A proportional-integral-differential (PID) ventilation controller is numerically investigated in the context of smoke control to protect the region upstream of the tunnel fire, while also considering the effect on the downstream region. This study proposes a method by coupling a full-field CFD model and the PID algorithm to control the fire-induced smoke automatically. In this method, the ventilation system automatically adjusts the ventilation velocity such that the smoke back-layering is controlled at the control point. The stability of the PID ventilation system is analyzed first, after which a set of values for the controller coefficients are determined for practical reference. The results manifest excellent stability, which guarantees the rationality and practicability of the system.
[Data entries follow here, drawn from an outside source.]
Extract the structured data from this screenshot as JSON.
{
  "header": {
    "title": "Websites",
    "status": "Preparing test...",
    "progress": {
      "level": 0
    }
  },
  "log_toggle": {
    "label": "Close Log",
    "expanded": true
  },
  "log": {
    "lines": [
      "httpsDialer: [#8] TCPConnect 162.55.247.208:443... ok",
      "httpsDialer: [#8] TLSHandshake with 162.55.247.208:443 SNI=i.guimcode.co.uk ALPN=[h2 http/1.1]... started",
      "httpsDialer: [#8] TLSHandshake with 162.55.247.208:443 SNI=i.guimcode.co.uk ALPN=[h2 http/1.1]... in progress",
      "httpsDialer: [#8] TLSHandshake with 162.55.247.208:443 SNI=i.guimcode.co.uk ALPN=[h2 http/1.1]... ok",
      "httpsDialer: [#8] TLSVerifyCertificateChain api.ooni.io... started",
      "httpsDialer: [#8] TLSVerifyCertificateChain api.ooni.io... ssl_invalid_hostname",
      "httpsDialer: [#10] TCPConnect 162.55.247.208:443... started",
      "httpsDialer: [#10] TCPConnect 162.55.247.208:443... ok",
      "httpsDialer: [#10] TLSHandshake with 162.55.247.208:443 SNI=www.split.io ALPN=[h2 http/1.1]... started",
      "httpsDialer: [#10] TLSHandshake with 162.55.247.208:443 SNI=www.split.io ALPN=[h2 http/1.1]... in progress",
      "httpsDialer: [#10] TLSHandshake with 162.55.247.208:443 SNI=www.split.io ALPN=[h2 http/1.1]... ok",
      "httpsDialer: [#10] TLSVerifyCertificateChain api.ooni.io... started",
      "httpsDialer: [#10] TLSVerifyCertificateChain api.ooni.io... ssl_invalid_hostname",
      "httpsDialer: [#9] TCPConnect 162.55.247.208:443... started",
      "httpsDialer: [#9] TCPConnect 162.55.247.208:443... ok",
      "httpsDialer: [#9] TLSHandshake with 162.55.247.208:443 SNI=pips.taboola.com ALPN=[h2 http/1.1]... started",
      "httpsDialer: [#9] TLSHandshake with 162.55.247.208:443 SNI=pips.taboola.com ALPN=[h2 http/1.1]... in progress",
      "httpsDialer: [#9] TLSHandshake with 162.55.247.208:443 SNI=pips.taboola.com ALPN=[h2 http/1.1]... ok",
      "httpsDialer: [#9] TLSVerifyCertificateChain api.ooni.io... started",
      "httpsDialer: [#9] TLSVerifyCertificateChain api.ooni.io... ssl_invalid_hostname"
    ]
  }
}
Furthermore, this study investigates the influence of the control distance on the robustness of the PID ventilation system. For a tunnel with a 30 m upstream region and under the determined coefficients, there are three control patterns: the first is that the smoke crosses the control point only once before it is controlled; the second is that the smoke crosses the control point twice before it is controlled; the third is that the smoke crosses the control point just once before it is controlled, but the smoke can reach the entrance of the tunnel. The results show that the PID ventilation system performs in an excellent manner for various control distances. Finally, the comparison of the time-averaged quasi-steady state ventilation velocity as acquired by the PID ventilation system to experimental data as obtained for a constant ventilation based system shows good agreement, illustrating that the simulation results are reliable.